Savers shouldn’t care that the proposals would make some firms drop out of the business, or that the firms that stick it out would face increased costs and administrative challenges.
They should worry, instead, that they’ll be footing the bill to stop a run created by institutions that should know better. Recovery rates for high-quality short-term bonds are well above 99 percent, so holding a fund hurt by bad paper is not a real crisis; big institutions, however, are so afraid of the shadow of a crisis that they’ll take a hit today to get away from the hint of a future loss.
Money-fund yields will be low for years to come; even when rates rise, fund firms will capture most of the initial increase for themselves. Adding additional costs will make that situation worse; damaging the money-market industry will only hurt the capital markets.
Underlying this regulatory effort is the hope that the government won’t have to intervene on some future crisis, a foolhardy effort because Washington would have no choice if the next crisis is big enough.
“Washington is fooling itself in saying ‘We’re never going to do step in again,’ ” said Peter Crane of Crane Data, which tracks the money-fund industry. “What the financial crisis proved is that the Treasury ultimately just has to give its word … and that should end a crisis in confidence. … Nothing the SEC does is going to change that as the ultimate backstop in any money-market crisis situation.”
Truthfully, this appears to be a half-hearted effort by the SEC.
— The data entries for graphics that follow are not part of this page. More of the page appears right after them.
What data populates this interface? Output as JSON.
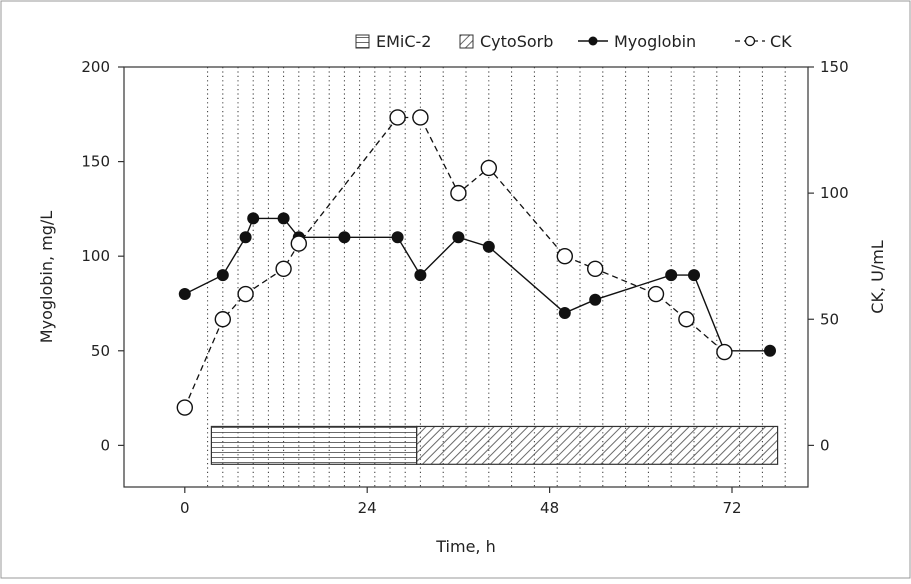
{
  "chart_data": {
    "type": "line",
    "xlabel": "Time, h",
    "ylabel_left": "Myoglobin, mg/L",
    "ylabel_right": "CK, U/mL",
    "x_ticks": [
      0,
      24,
      48,
      72
    ],
    "x_range": [
      -8,
      82
    ],
    "y_left_ticks": [
      0,
      50,
      100,
      150,
      200
    ],
    "y_left_range": [
      -22,
      200
    ],
    "y_right_ticks": [
      0,
      50,
      100,
      150
    ],
    "y_right_range": [
      -16.5,
      150
    ],
    "legend_position": "top-right",
    "grid": "vertical dotted lines",
    "vertical_gridlines_x": [
      3,
      5,
      7,
      9,
      11,
      13,
      15,
      17,
      19,
      21,
      23,
      25,
      27,
      29,
      31,
      34,
      37,
      40,
      43,
      46,
      49,
      52,
      55,
      58,
      61,
      64,
      67,
      70,
      73,
      76,
      79
    ],
    "series": [
      {
        "name": "Myoglobin",
        "axis": "left",
        "marker": "filled-circle",
        "line": "solid",
        "points": [
          {
            "x": 0,
            "y": 80
          },
          {
            "x": 5,
            "y": 90
          },
          {
            "x": 8,
            "y": 110
          },
          {
            "x": 9,
            "y": 120
          },
          {
            "x": 13,
            "y": 120
          },
          {
            "x": 15,
            "y": 110
          },
          {
            "x": 21,
            "y": 110
          },
          {
            "x": 28,
            "y": 110
          },
          {
            "x": 31,
            "y": 90
          },
          {
            "x": 36,
            "y": 110
          },
          {
            "x": 40,
            "y": 105
          },
          {
            "x": 50,
            "y": 70
          },
          {
            "x": 54,
            "y": 77
          },
          {
            "x": 64,
            "y": 90
          },
          {
            "x": 67,
            "y": 90
          },
          {
            "x": 71,
            "y": 50
          },
          {
            "x": 77,
            "y": 50
          }
        ]
      },
      {
        "name": "CK",
        "axis": "right",
        "marker": "open-circle",
        "line": "dashed",
        "points": [
          {
            "x": 0,
            "y": 15
          },
          {
            "x": 5,
            "y": 50
          },
          {
            "x": 8,
            "y": 60
          },
          {
            "x": 13,
            "y": 70
          },
          {
            "x": 15,
            "y": 80
          },
          {
            "x": 28,
            "y": 130
          },
          {
            "x": 31,
            "y": 130
          },
          {
            "x": 36,
            "y": 100
          },
          {
            "x": 40,
            "y": 110
          },
          {
            "x": 50,
            "y": 75
          },
          {
            "x": 54,
            "y": 70
          },
          {
            "x": 62,
            "y": 60
          },
          {
            "x": 66,
            "y": 50
          },
          {
            "x": 71,
            "y": 37
          }
        ]
      }
    ],
    "treatment_bars": [
      {
        "name": "EMiC-2",
        "pattern": "horizontal-lines",
        "x_start": 3.5,
        "x_end": 30.5
      },
      {
        "name": "CytoSorb",
        "pattern": "diagonal-lines",
        "x_start": 30.5,
        "x_end": 78
      }
    ],
    "legend": [
      "EMiC-2",
      "CytoSorb",
      "Myoglobin",
      "CK"
    ]
  }
}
It won’t push through these regulations without studying the potential costs to the industry – something it worries about a lot these days – and the plans won’t pass that muster. Further, it will be hard to get three of the five SEC commissioners to sign off on a plan that is despised by the industry and consumers alike.
No amount of regulation will stop the next crisis. Changes have already been made to anticipate foreseeable dangers. That’s as it should be; meanwhile, investors should be reminded that there’s always the potential for loss in the markets, even in the safest of securities.